Ismaël Koné s'est confié sur sa relation avec Roberto De Zerbi, offrant une perspective surprenante et conciliante sur leur clash bien documenté à l'Olympique de Marseille. L'international canadien, qui s'épanouit désormais à Sassuolo, insiste sur le fait qu'il n'éprouve aucune rancune envers l'entraîneur italien, actuellement à la tête de Tottenham Hotspur.
La tension entre les deux hommes est devenue publique suite à une altercation lors d'une séance d'entraînement, dont les images ont ensuite été incluses dans une série vidéo officielle de l'OM. Cet incident a été largement considéré comme un tournant dans le passage difficile de Koné au club français. Cependant, Koné présente les choses différemment, le décrivant comme un simple désaccord né de philosophies footballistiques conflictuelles.
« Nous sommes deux personnes qui aiment le football, mais avec deux visions différentes », a expliqué Koné dans une interview à La Gazzetta dello Sport. Il a détaillé le désaccord tactique spécifique : « Il veut une ou deux touches dans le milieu de terrain, mais j'ai besoin d'un peu de liberté. Je veux aller chercher le jeu. Il le savait, mais ce jour-là, il s'est mis en colère. » Koné reconnaît qu'il aurait pu éviter de répondre, mais considère cet épisode comme un phénomène courant dans l'environnement sous pression du football professionnel.
Cette confession franche contraste nettement avec la position de Jesse Marsch, l'entraîneur de Koné en équipe nationale canadienne. Marsch avait précédemment qualifié De Zerbi de « vrai connard » dans sa gestion du joueur à Marseille. Le récit de Koné est bien plus mesuré, mettant l'accent sur le respect mutuel et les différences de style plutôt que sur l'animosité personnelle.
Le passage de Koné à l'OM a été bref et difficile. Recruté à Watford à l'été 2024, il n'a effectué que neuf apparitions avant d'être prêté. Sa première destination a été Rennes en février 2025, suivi d'un transfert à Sassuolo en Italie.
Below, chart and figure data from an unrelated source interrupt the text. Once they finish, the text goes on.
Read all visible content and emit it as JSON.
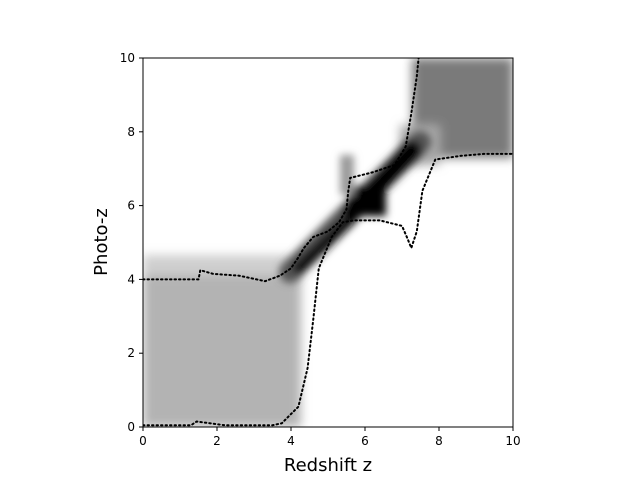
{
  "chart_data": {
    "type": "heatmap",
    "title": "",
    "xlabel": "Redshift z",
    "ylabel": "Photo-z",
    "xlim": [
      0,
      10
    ],
    "ylim": [
      0,
      10
    ],
    "xticks": [
      0,
      2,
      4,
      6,
      8,
      10
    ],
    "yticks": [
      0,
      2,
      4,
      6,
      8,
      10
    ],
    "colormap": "gray_r",
    "grid": false,
    "legend": "none",
    "density_regions": [
      {
        "name": "low-z-plateau",
        "x_range": [
          0,
          4.2
        ],
        "y_range": [
          0,
          4.2
        ],
        "level": 0.33
      },
      {
        "name": "high-z-block",
        "x_range": [
          7.3,
          10
        ],
        "y_range": [
          7.4,
          10
        ],
        "level": 0.55
      },
      {
        "name": "diagonal-ridge-lower",
        "from": [
          4.1,
          4.2
        ],
        "to": [
          5.6,
          5.7
        ],
        "level": 0.95
      },
      {
        "name": "diagonal-ridge-upper",
        "from": [
          5.6,
          5.7
        ],
        "to": [
          7.3,
          7.4
        ],
        "level": 1.0
      }
    ],
    "contour_series": [
      {
        "style": "dotted",
        "color": "#000000",
        "points": [
          [
            0,
            4.0
          ],
          [
            1.5,
            4.0
          ],
          [
            1.55,
            4.25
          ],
          [
            1.9,
            4.15
          ],
          [
            2.6,
            4.1
          ],
          [
            3.3,
            3.95
          ],
          [
            3.7,
            4.1
          ],
          [
            4.0,
            4.3
          ],
          [
            4.2,
            4.6
          ],
          [
            4.35,
            4.85
          ],
          [
            4.6,
            5.15
          ],
          [
            5.0,
            5.3
          ],
          [
            5.3,
            5.55
          ],
          [
            5.5,
            5.9
          ],
          [
            5.55,
            6.4
          ],
          [
            5.6,
            6.75
          ],
          [
            6.2,
            6.9
          ],
          [
            6.8,
            7.1
          ],
          [
            7.1,
            7.6
          ],
          [
            7.25,
            8.5
          ],
          [
            7.4,
            9.5
          ],
          [
            7.45,
            10
          ]
        ]
      },
      {
        "style": "dotted",
        "color": "#000000",
        "points": [
          [
            0,
            0.05
          ],
          [
            1.3,
            0.05
          ],
          [
            1.45,
            0.15
          ],
          [
            2.2,
            0.05
          ],
          [
            3.5,
            0.05
          ],
          [
            3.75,
            0.1
          ],
          [
            3.95,
            0.3
          ],
          [
            4.2,
            0.55
          ],
          [
            4.45,
            1.6
          ],
          [
            4.6,
            2.9
          ],
          [
            4.75,
            4.3
          ],
          [
            5.1,
            5.15
          ],
          [
            5.4,
            5.55
          ],
          [
            5.7,
            5.6
          ],
          [
            6.4,
            5.6
          ],
          [
            7.0,
            5.45
          ],
          [
            7.15,
            5.1
          ],
          [
            7.25,
            4.85
          ],
          [
            7.4,
            5.3
          ],
          [
            7.55,
            6.4
          ],
          [
            7.9,
            7.25
          ],
          [
            8.6,
            7.35
          ],
          [
            9.2,
            7.4
          ],
          [
            10,
            7.4
          ]
        ]
      }
    ]
  }
}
C'est en Serie A que le joueur de 22 ans a retrouvé sa forme, avec 32 apparitions en championnat et six buts marqués, une renaissance qui l'a placé fermement en lice pour la prochaine Coupe du Monde de la FIFA.
Malgré la fin mouvementée à Marseille, Koné parle positivement de son expérience globale dans la ville. Il salue la « chaleur des supporters » et la décrit comme une « belle expérience », bien qu'il concède que les choses « ne se sont pas déroulées comme prévu » d'un point de vue sportif. Il remet également en question la décision du club de diffuser publiquement les images du terrain d'entraînement, suggérant que cela a amplifié un moment privé.
Le détail le plus révélateur de leur relation réparée est survenu lors d'une rencontre fortuite. Koné a révélé que quelques semaines avant l'interview, il s'était rendu à Londres avec deux coéquipiers et avait rencontré De Zerbi. « J'ai rencontré Roberto et il m'a serré très fort dans ses bras », a partagé Koné. « Nous avons parlé de tout, comme si rien ne s'était passé. Parfois, les réseaux sociaux et les médias amplifient tout. »
Cette réunion est particulièrement notable compte tenu de la position actuelle de De Zerbi à Tottenham Hotspur. Bien que Koné n'ait pas spéculé sur une éventuelle collaboration future, l'interaction chaleureuse laisse la porte ouverte. Pour l'instant, le milieu de terrain se concentre sur son passage réussi en Italie et la perspective de représenter le Canada sur la plus grande scène mondiale cet été.
Cette histoire met en lumière les dynamiques complexes entre joueurs et entraîneurs, où les conflits publics peuvent masquer un respect professionnel sous-jacent. La volonté de Koné de pardonner et d'aller de l'avant démontre une maturité au-delà de son âge, se concentrant sur sa propre croissance et les aspects positifs de son parcours dans le football européen.